By month four, the fatigue starts to settle in. The plus sets become challenging. This is where the mental game starts. By month six, you'll likely hit a wall if your recovery (sleep and food) isn't on point. That's when you re-evaluate your training max and keep pushing.
Actionable steps to start today
- Find your true maxes. Go to the gym and find a weight you can lift for a solid 3 to 5 reps with perfect form. Use an online calculator to estimate your 1RM from that.
- Calculate your Training Max (TM). Take that 1RM and multiply it by 0.90. This is the number you use for all your percentages. No exceptions.
- Pick a template. If you want size, go with Boring But Big. If you’re busy, try the "I’m Not Doing Jack S***" version (yes, that’s a real thing).
- Buy a notebook. Log every single set. Tracking your plus sets is the only way to know if the 5 3 1 workout program is actually working for you.

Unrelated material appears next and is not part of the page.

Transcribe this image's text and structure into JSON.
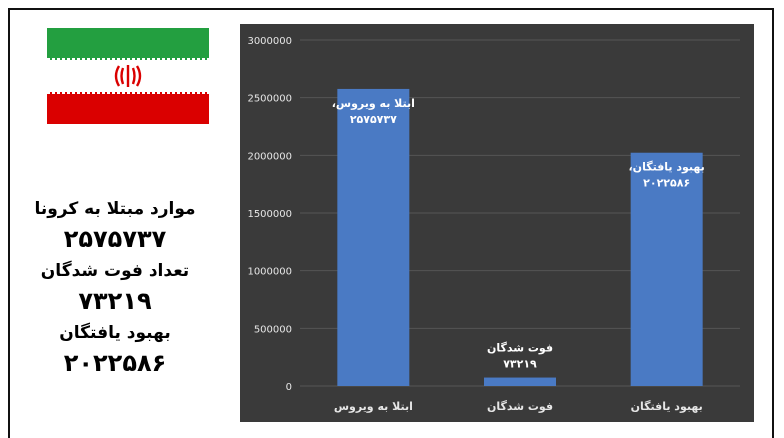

- Commit to 3 cycles. Don't judge the program until you've finished at least 12 weeks. Consistency beats intensity every single time in the strength game.
Strength is a slow build. It’s about showing up when you don't want to and moving the needle just a tiny bit every single week. Wendler’s system isn't flashy, and it won't give you "abs in 10 days," but it will make you undeniably strong if you're patient enough to let it. No shortcuts. Just the bar and the work.